The mean throughput number, 91 requests per second in our example, allows us to compare our expected rate of traffic with the capacity of the system. If we’re expecting 10 requests per second at peak this holiday season, we’re good. If we’re expecting 100, then we’re in trouble. Once we know we’re in capacity trouble we can react by adding a second processor (doubling throughput in theory), or by trying to reduce latency (probably starting with that 1000ms outlier). Just looking at our latency graphs doesn’t tell us that.

Another place the mean is really useful is in context of Little’s Law: 𝐋=𝛌𝐖.

the long-term average number L of customers in a stationary system is equal to the long-term average effective arrival rate λ multiplied by the average time W that a customer spends in the system

There are a lot of reasons that this law is interesting and useful, but the biggest one for system operators is *concurrency* and how it relates to scale. In almost all computer systems concurrency is a limited resource. In thread-per-request (and process-per-request) systems the limit is often the OS or language scheduler. In non-blocking, evented, and green-thread systems limits include memory, open connections, the language scheduler, and backend limitations like database connections. In modern serverless systems like AWS Lambda, you can provision concurrency directly.

Like throughput, Little’s law gives us a way to reason about the long-term capacity of a system, and how close we are to it. In large-scale distributed systems many of the limited resources can be difficult to measure directly, so these capacity measures are also useful in understanding the load on resources we can’t observe.

It’s very useful to build an intuition around Little’s law, because it provides a handle onto some of the dynamic behaviors of computer systems. In real-world system (often due to contention), latency (𝐖) tends to increase along with concurrency (𝐋), meaning that the actual reaction of 𝐋 to increasing arrival rate (𝛌) can be seriously non-linear. Similarly, timeout-and-retry leads the arrival rate to increase as latency increases, again leading to non-linear effects.

Little’s law isn’t true of the other descriptive statistics. You can’t plug in a percentile of 𝛌 or 𝐖 and expect to get a correct percentile of 𝐋. It only works, except in exceptional circumstances, on the mean.

Mean request size (or packet size, or response size, etc) is another extremely useful mean. It’s useful precisely because of the way the mean is skewed by outliers. Remember that the mean is defined as the sum divided by the count: if you multiply it back by the count you can extract the sum. When it comes to storage, or even things like network traffic, the total count is a very useful capacity measure. Percentiles, by their nature, are robust to outliers, but the measure you’re actually interested in (“how much storage am I using?”) may be driven by outliers.

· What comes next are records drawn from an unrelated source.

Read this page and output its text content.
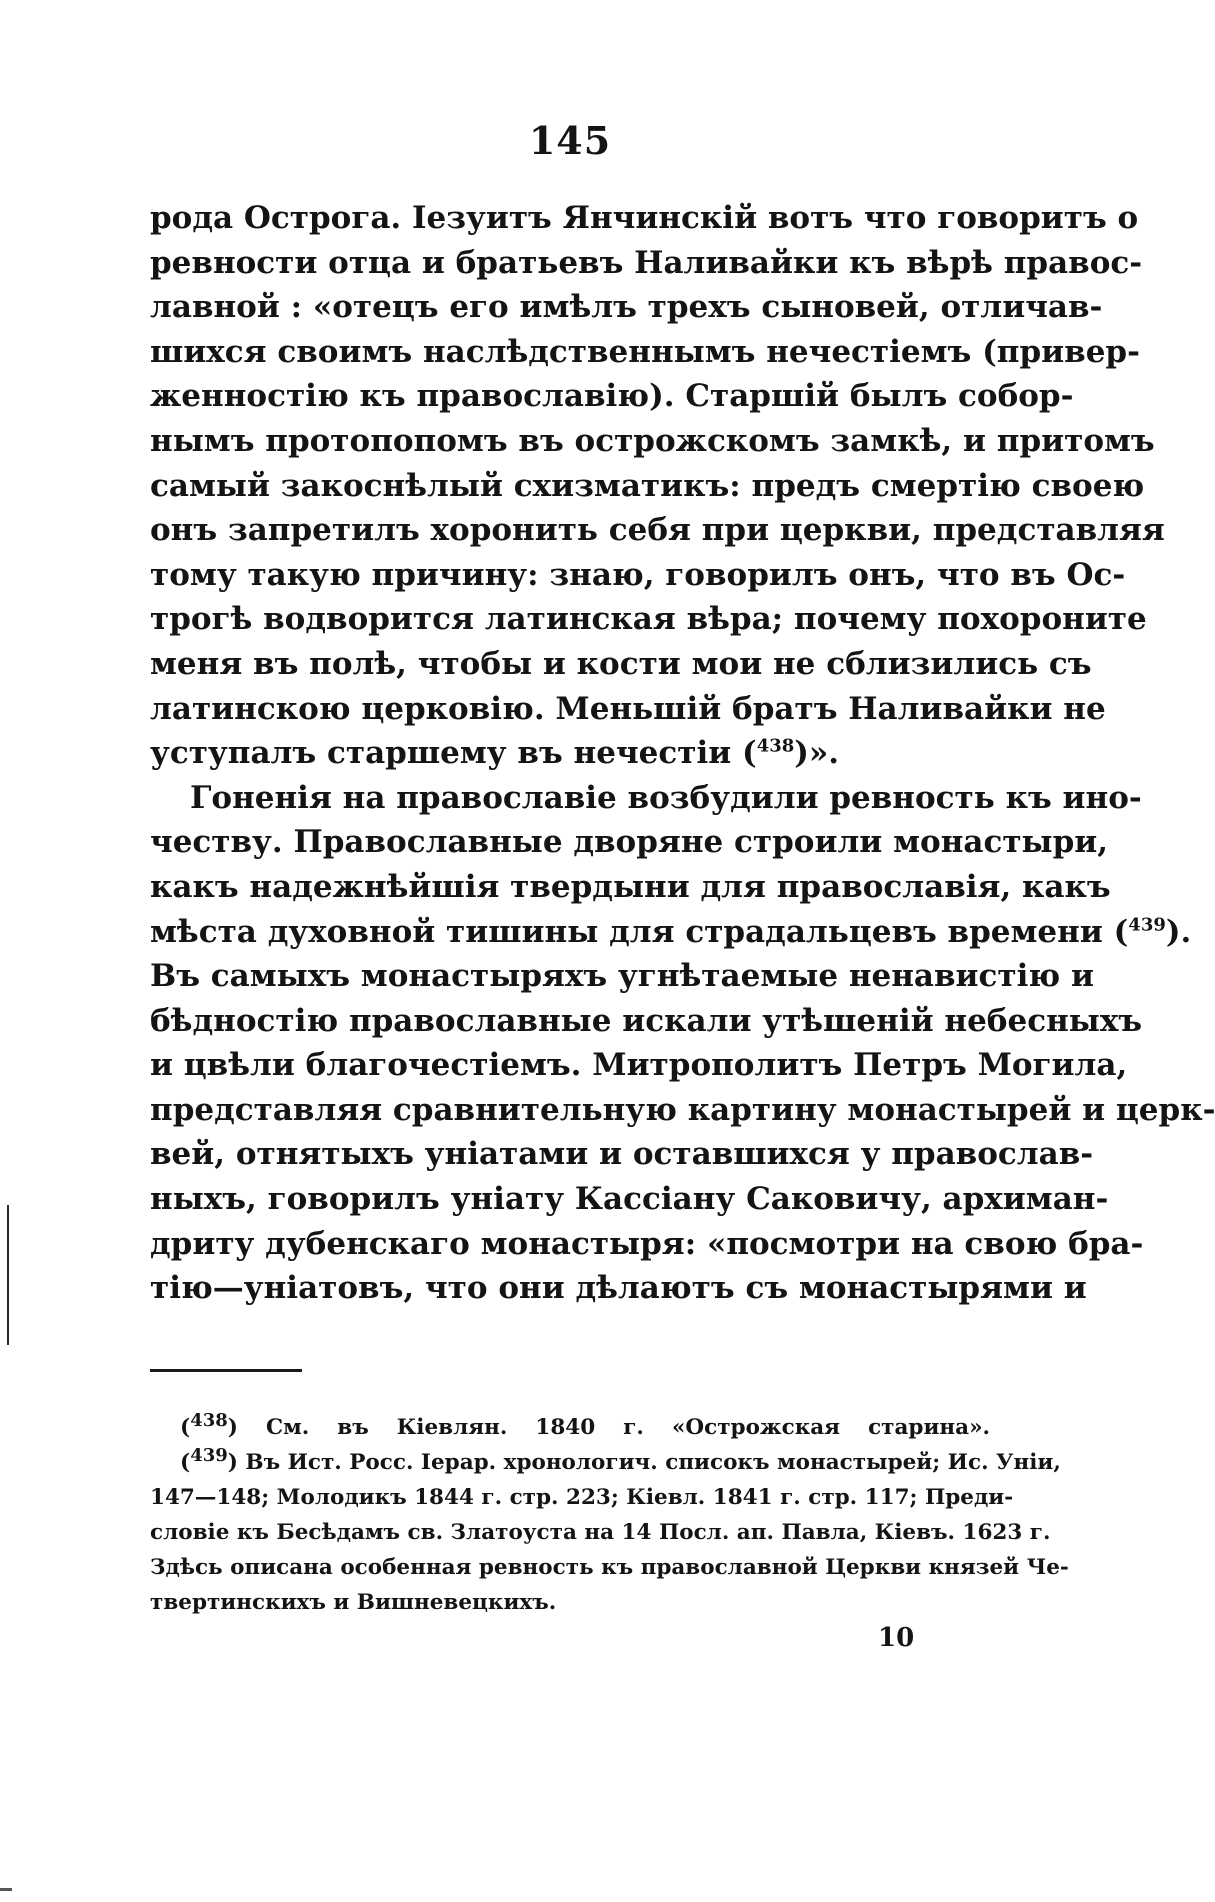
145
рода Острога. Iезуитъ Янчинскiй вотъ что говоритъ о
ревности отца и братьевъ Наливайки къ вѣрѣ правос-
лавной : «отецъ его имѣлъ трехъ сыновей, отличав-
шихся своимъ наслѣдственнымъ нечестiемъ (привер-
женностiю къ православiю). Старшiй былъ собор-
нымъ протопопомъ въ острожскомъ замкѣ, и притомъ
самый закоснѣлый схизматикъ: предъ смертiю своею
онъ запретилъ хоронить себя при церкви, представляя
тому такую причину: знаю, говорилъ онъ, что въ Ос-
трогѣ водворится латинская вѣра; почему похороните
меня въ полѣ, чтобы и кости мои не сблизились съ
латинскою церковiю. Меньшiй братъ Наливайки не
уступалъ старшему въ нечестiи ($^{438}$)».
Гоненiя на православiе возбудили ревность къ ино-
честву. Православные дворяне строили монастыри,
какъ надежнѣйшiя твердыни для православiя, какъ
мѣста духовной тишины для страдальцевъ времени ($^{439}$).
Въ самыхъ монастыряхъ угнѣтаемые ненавистiю и
бѣдностiю православные искали утѣшенiй небесныхъ
и цвѣли благочестiемъ. Митрополитъ Петръ Могила,
представляя сравнительную картину монастырей и церк-
вей, отнятыхъ унiатами и оставшихся у православ-
ныхъ, говорилъ унiату Кассiану Саковичу, архиман-
дриту дубенскаго монастыря: «посмотри на свою бра-
тiю—унiатовъ, что они дѣлаютъ съ монастырями и
($^{438}$) См. въ Кiевлян. 1840 г. «Острожская старина».
($^{439}$) Въ Ист. Росс. Iерар. хронологич. списокъ монастырей; Ис. Унiи,
147—148; Молодикъ 1844 г. стр. 223; Кiевл. 1841 г. стр. 117; Преди-
словiе къ Бесѣдамъ св. Златоуста на 14 Посл. ап. Павла, Кiевъ. 1623 г.
Здѣсь описана особенная ревность къ православной Церкви князей Чe-
твертинскихъ и Вишневецкихъ.
10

Graphs, percentiles, medians, maximums, and moments are all extremely useful tools if you’re interested in monitoring systems. But I feel that, in their fervor to promote these tools, people have over-stated the case against the mean. In some quarters there even seems to be a religious fervor against the average, and immediate judgments of incompetence against anybody who uses it. That’s unfortunate, because the average is a tool that’s well-suited to some important tasks. Like all statistics, it needs to be used with care, but don’t believe the anti-mean zealots (and, importantly, don’t be mean).

- In this post I use
*mean*and*average*more-or-less interchangeably, even though that isn’t technically correct. You know what I mean. - The paper on how the datasaurus dozen were made is worth reading.
- Histograms do, obviously, help in other cases, as do other tools like Box plots. Sometimes you have to graph and summarize data in multiple ways before finding the one that answers the question you need to answer. John Tukey’s Exploratory Data Analysis is the classic book in that field.